Facebook, Google, Salesforce, Twitter…all the top players in Silicon Valley want to get their hands on the best talent around. That’s why we’ve seen example after example of “acqui-hires” in the past few years as well as some very large acquisitions where a big driver was the talent behind a start-up (e.g. Nest, Beats).
However, only a few big companies have truly figured out how to keep founders around after the acquisition. In most cases, as Bloomberg detailed with Zynga, the founder leaves 1-2 years after acquisition. After all, someone founds a company because they want to be a leader, not a follower.

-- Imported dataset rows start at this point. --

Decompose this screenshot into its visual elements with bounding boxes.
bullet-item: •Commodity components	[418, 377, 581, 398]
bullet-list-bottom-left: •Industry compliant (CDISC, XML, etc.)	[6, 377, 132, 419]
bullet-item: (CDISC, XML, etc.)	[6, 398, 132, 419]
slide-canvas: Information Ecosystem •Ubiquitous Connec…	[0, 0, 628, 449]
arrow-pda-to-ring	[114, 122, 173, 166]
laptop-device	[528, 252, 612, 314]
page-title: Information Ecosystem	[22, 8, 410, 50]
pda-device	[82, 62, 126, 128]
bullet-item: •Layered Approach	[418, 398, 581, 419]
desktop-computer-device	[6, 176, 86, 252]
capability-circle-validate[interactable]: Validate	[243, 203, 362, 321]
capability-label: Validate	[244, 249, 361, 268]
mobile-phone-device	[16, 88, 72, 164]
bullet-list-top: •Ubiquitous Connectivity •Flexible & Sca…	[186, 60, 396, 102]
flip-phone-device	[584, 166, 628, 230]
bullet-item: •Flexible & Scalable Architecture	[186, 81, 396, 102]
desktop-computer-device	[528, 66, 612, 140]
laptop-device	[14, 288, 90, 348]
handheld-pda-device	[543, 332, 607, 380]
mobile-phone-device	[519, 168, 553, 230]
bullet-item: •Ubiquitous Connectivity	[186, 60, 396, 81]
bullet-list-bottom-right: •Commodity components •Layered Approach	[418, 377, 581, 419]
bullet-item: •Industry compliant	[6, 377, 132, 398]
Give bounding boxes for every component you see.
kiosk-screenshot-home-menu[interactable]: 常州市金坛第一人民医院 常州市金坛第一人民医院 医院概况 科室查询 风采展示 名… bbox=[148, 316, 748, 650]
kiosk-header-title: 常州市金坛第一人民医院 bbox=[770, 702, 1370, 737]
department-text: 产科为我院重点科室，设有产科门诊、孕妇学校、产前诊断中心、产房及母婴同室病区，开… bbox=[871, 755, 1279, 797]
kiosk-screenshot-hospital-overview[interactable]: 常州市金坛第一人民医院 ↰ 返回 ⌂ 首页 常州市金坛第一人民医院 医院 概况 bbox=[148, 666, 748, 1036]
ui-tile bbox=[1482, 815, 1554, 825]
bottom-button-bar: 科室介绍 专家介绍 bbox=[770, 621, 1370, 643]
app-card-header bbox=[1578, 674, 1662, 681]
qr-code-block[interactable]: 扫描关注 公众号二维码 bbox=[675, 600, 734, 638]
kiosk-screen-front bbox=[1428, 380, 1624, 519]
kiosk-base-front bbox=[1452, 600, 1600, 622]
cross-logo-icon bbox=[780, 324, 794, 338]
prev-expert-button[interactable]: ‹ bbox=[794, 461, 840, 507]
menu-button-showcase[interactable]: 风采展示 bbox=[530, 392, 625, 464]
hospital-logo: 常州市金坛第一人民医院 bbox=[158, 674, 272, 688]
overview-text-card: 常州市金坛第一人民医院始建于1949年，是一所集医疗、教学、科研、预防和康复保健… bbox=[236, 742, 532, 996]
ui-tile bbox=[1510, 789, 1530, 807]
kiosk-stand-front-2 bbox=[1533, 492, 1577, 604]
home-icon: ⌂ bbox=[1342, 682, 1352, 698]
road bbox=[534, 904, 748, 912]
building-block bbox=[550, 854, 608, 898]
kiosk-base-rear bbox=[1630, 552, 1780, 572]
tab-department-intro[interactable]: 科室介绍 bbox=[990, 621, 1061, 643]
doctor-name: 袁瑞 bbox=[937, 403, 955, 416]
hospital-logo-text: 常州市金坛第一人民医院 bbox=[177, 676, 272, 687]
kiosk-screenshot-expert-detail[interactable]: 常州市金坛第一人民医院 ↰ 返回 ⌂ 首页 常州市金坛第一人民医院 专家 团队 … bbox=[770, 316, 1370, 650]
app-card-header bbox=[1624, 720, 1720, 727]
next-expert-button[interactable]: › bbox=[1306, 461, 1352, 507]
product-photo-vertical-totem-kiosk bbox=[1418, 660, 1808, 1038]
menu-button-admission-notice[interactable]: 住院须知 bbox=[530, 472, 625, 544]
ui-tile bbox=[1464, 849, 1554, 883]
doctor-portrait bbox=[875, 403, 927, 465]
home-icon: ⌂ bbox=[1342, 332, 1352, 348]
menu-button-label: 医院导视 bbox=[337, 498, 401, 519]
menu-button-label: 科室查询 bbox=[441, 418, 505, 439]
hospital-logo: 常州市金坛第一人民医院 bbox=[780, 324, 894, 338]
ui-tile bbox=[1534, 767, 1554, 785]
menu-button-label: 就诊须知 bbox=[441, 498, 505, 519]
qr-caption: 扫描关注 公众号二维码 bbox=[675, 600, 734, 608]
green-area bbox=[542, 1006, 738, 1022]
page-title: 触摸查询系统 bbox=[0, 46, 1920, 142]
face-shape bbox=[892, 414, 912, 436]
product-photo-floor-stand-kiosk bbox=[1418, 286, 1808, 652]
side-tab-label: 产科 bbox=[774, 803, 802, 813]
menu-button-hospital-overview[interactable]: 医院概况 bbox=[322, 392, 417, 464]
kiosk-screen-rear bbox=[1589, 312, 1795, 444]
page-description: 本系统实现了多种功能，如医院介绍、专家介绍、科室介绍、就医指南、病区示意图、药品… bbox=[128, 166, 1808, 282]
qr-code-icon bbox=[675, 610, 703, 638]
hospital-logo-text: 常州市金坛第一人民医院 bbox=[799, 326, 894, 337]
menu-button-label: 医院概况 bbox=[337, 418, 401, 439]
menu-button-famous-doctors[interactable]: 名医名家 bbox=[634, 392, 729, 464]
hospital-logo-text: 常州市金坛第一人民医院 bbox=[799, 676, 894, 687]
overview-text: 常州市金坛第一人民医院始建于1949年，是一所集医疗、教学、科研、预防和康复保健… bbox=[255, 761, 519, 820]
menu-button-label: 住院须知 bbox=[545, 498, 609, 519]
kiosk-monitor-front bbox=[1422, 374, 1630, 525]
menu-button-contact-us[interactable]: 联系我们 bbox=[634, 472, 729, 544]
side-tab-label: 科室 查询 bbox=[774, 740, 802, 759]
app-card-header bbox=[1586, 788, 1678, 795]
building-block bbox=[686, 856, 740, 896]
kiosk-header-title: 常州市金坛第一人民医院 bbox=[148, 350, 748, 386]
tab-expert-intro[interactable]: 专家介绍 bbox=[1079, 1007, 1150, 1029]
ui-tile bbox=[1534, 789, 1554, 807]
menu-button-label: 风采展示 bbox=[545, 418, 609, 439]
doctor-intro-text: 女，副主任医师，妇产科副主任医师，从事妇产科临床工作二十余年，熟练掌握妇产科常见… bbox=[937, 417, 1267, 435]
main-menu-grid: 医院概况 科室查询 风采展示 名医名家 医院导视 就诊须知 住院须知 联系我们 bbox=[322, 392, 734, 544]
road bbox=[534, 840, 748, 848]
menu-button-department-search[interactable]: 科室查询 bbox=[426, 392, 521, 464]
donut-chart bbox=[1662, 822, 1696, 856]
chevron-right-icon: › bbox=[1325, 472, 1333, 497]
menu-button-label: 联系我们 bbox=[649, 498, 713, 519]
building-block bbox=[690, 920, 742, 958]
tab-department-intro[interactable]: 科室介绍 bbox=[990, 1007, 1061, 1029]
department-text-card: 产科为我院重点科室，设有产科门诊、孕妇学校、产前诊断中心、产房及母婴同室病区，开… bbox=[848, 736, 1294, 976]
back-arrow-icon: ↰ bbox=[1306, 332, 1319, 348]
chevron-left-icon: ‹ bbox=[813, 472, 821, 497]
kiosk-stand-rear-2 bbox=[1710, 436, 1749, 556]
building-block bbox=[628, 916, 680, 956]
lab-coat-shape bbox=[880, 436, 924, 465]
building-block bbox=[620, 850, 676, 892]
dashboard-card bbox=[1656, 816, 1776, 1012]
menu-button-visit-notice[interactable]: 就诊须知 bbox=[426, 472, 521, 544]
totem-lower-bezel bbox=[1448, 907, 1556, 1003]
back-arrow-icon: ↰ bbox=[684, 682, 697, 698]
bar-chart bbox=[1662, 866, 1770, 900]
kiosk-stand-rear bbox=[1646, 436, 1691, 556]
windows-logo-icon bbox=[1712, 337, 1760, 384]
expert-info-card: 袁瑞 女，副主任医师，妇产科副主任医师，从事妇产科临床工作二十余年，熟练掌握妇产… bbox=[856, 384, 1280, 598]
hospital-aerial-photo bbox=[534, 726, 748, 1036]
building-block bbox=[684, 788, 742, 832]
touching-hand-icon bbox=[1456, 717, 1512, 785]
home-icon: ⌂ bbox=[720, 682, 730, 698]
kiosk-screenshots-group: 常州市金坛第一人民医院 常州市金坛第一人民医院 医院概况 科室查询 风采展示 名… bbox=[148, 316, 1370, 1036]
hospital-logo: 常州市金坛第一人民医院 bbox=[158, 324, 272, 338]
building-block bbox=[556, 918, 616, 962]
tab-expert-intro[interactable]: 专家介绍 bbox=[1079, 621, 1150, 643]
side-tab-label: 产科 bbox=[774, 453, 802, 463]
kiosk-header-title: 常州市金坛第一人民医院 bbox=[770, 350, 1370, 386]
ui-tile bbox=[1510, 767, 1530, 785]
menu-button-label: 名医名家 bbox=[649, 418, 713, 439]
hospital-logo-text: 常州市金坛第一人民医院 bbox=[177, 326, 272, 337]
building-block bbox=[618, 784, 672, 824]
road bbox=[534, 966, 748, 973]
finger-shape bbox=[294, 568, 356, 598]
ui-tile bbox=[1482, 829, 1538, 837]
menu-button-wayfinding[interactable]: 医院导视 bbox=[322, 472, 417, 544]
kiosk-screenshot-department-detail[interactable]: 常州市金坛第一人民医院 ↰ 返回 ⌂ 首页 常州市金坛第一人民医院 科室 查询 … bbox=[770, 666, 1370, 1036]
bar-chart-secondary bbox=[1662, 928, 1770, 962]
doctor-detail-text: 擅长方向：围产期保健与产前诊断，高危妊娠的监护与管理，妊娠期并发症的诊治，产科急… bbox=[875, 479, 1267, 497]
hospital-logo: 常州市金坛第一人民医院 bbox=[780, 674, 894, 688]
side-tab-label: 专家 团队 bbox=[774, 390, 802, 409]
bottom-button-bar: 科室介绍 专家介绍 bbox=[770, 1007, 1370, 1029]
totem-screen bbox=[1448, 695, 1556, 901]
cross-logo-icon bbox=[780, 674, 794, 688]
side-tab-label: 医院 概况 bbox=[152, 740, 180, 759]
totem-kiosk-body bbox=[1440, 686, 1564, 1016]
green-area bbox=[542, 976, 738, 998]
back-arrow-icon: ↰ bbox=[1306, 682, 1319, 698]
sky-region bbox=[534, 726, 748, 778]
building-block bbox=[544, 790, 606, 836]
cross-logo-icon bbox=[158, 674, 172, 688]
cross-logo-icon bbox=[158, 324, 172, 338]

Entrepreneurs have a difficult time when the acquiring company tries telling them how to run the business they have created and grown.
When the acquiring company is successful at getting the founder to stick around, it’s typically because they’ve learned to give their founders the latitude to run their start-up as an independent unit within the business. You’ll hear these founders say, “I work for Marc [Benioff]” or “I work for Jeff [Bezos]” rather than “I work for Salesforce” or “I work for Amazon.” And the start-up founders get direct access to the CEOs. Nothing changes for the start-up except who owns the company.
It is no surprise that the companies that best understand how founders tick are the ones that have still their founders at the helm: Google, Facebook, Salesforce, Amazon, etc. The companies that have figured out how to keep founders around can leverage their knowledge and expertise over time…and thus pay much higher acquisition prices than those companies that fear that acquired founders will leave as soon as they can, because they hate to get bogged down in bureaucracy and a big corporation.